Rabu, 15 Agustus 2018 - 11:29 WIB
Realisasi Investasi Melambat
Realisasi Investasi Melambat
A A A
JAKARTA - Badan Koordinasi Penanaman Modal (BKPM) mencatat realisasi investasi penanaman modal dalam negeri (PMDN) dan penanaman modal asing (PMA) pada kuartal II/2018 (April–Juni) mencapai angka sebesar Rp176,3 triliun.

Angka ini turun 4,9% dibandingkan kuartal I/2018 yang sebesar Rp185,3 triliun. Sementara apabila dibandingkan secara year on year(yoy) kuartal II/2018 mengalami peningkatan sebesar 3,1% dari kuartal II/2017 (Rp170,9 triliun).

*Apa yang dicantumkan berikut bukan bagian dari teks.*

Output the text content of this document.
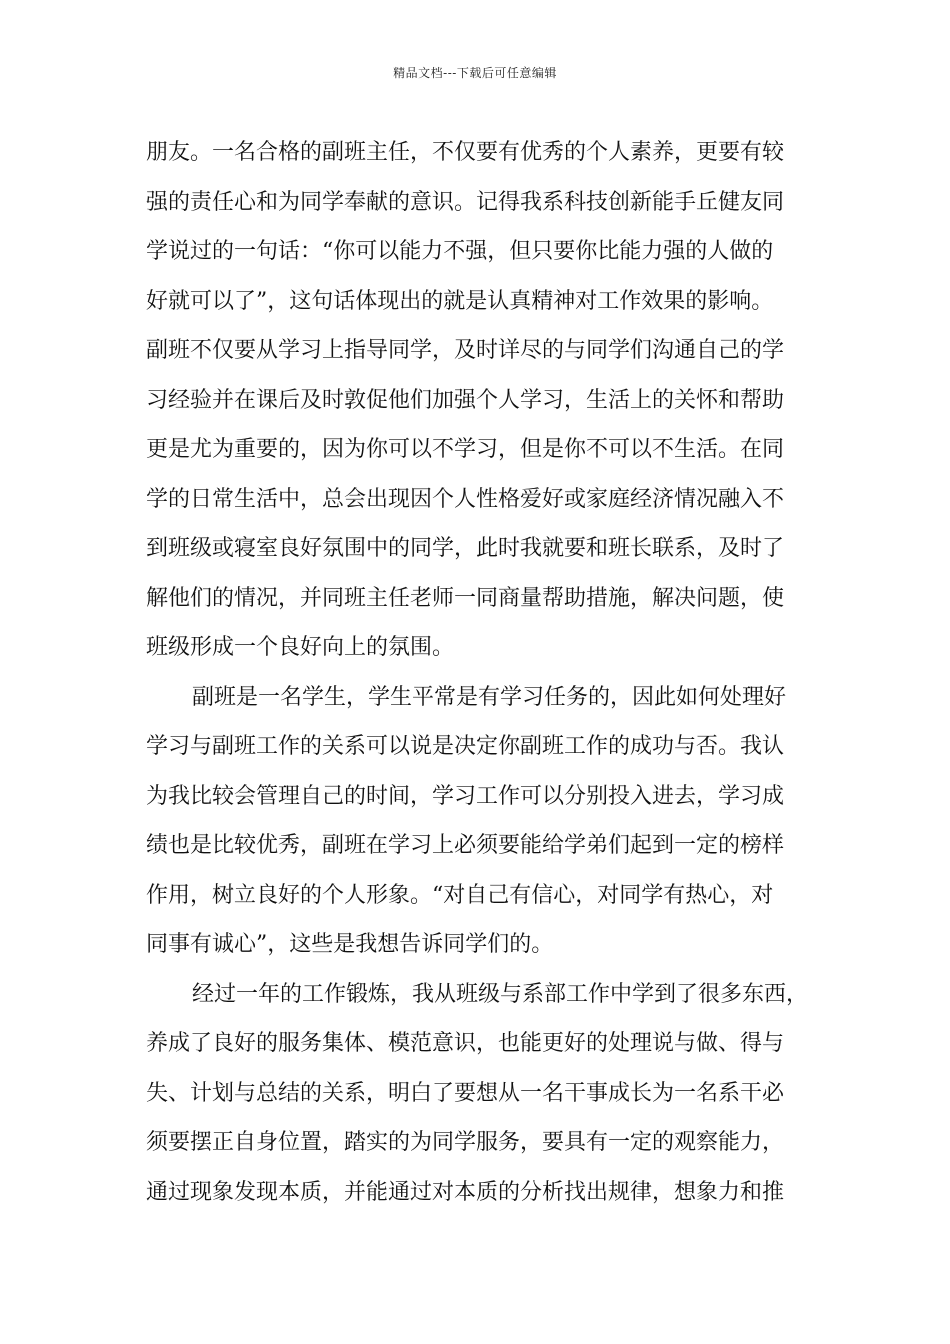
精品文档---下载后可任意编辑
朋友。一名合格的副班主任，不仅要有优秀的个人素养，更要有较
强的责任心和为同学奉献的意识。记得我系科技创新能手丘健友同
学说过的一句话：“你可以能力不强，但只要你比能力强的人做的
好就可以了”，这句话体现出的就是认真精神对工作效果的影响。
副班不仅要从学习上指导同学，及时详尽的与同学们沟通自己的学
习经验并在课后及时敦促他们加强个人学习，生活上的关怀和帮助
更是尤为重要的，因为你可以不学习，但是你不可以不生活。在同
学的日常生活中，总会出现因个人性格爱好或家庭经济情况融入不
到班级或寝室良好氛围中的同学，此时我就要和班长联系，及时了
解他们的情况，并同班主任老师一同商量帮助措施，解决问题，使
班级形成一个良好向上的氛围。
副班是一名学生，学生平常是有学习任务的，因此如何处理好
学习与副班工作的关系可以说是决定你副班工作的成功与否。我认
为我比较会管理自己的时间，学习工作可以分别投入进去，学习成
绩也是比较优秀，副班在学习上必须要能给学弟们起到一定的榜样
作用，树立良好的个人形象。“对自己有信心，对同学有热心，对
同事有诚心”，这些是我想告诉同学们的。
经过一年的工作锻炼，我从班级与系部工作中学到了很多东西，
养成了良好的服务集体、模范意识，也能更好的处理说与做、得与
失、计划与总结的关系，明白了要想从一名干事成长为一名系干必
须要摆正自身位置，踏实的为同学服务，要具有一定的观察能力，
通过现象发现本质，并能通过对本质的分析找出规律，想象力和推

Terlihat kecenderungan terjadinya perlambatan pertumbuhan realisasi investasi menjadi 3,1% (kuartal II/2018 dibanding kuartal II/ 2017), dari sebelumnya 11,8% (kuartal I/ 2018 dibanding kuartal I/2017) dan 12,7% (kuartal II/2017 dibanding kuartal II/2016).

Adapun realisasi investasi pada Januari-Juni 2018 sebesar Rp361,6 triliun, meningkat 7,4% dari tahun sebelumnya yaitu Januari-Juni 2017 (Rp336,7 triliun). Kepala BKPM Thomas Lembong mengatakan, ada beberapa faktor yang cukup berpengaruh terhadap perlambatan pertumbuhan realisasi investasi kuartal II/2018 ini dibandingkan dengan kuartal I/2018.

”Harus diakui bahwa gejolak kurs rupiah dan perang dagang Amerika Serikat (AS) dengan China telah berdampak pada perlambatan laju investasi. Selain itu, kita juga telah memasuki tahun politik yang akan berlanjut sampai tahun depan.

Di tengah kondisi yang penuh dengan ketidakpastian, investasi kelihatannya cenderung melambat dan para investor bersifat wait and see,” ujarnya di Jakarta kemarin. Menurut Thomas, perlambatan dari kuartal I/2018 ke kuartal II/2018 disebabkan karena adanya realisasi raksasa di bidang e-commerce dan digital economy yang mengangkat realisasi investasi pada kuartal I/2018.

”Kuartal I/2018 dibantu oleh investasi raksasa sehingga kuartal II/2018 sulit untuk menandingi kuartal I/2018,” ungkapnya. Selama kuartal II/2018, realisasi PMDN sebesar Rp80,6 triliun, naik 32,1% dari Rp61 triliun pada periode yang sama 2017, dan PMA sebesar Rp95,7 triliun, turun 12,9% dari Rp109,9 triliun pada periode yang sama 2017.

BKPM juga mencatat realisasi investasi PMDN dan PMA berdasarkan lokasi proyek (5 besar) adalah DKI Jakarta (Rp29,9 triliun, 16,9 %); Jawa Barat (Rp22,2 triliun, 12,6%); Jawa Timur (Rp16 triliun, 9,1%); Banten (Rp14,4 triliun, 8,2%); dan Kalimantan Timur (Rp13,8 triliun, 7,8%).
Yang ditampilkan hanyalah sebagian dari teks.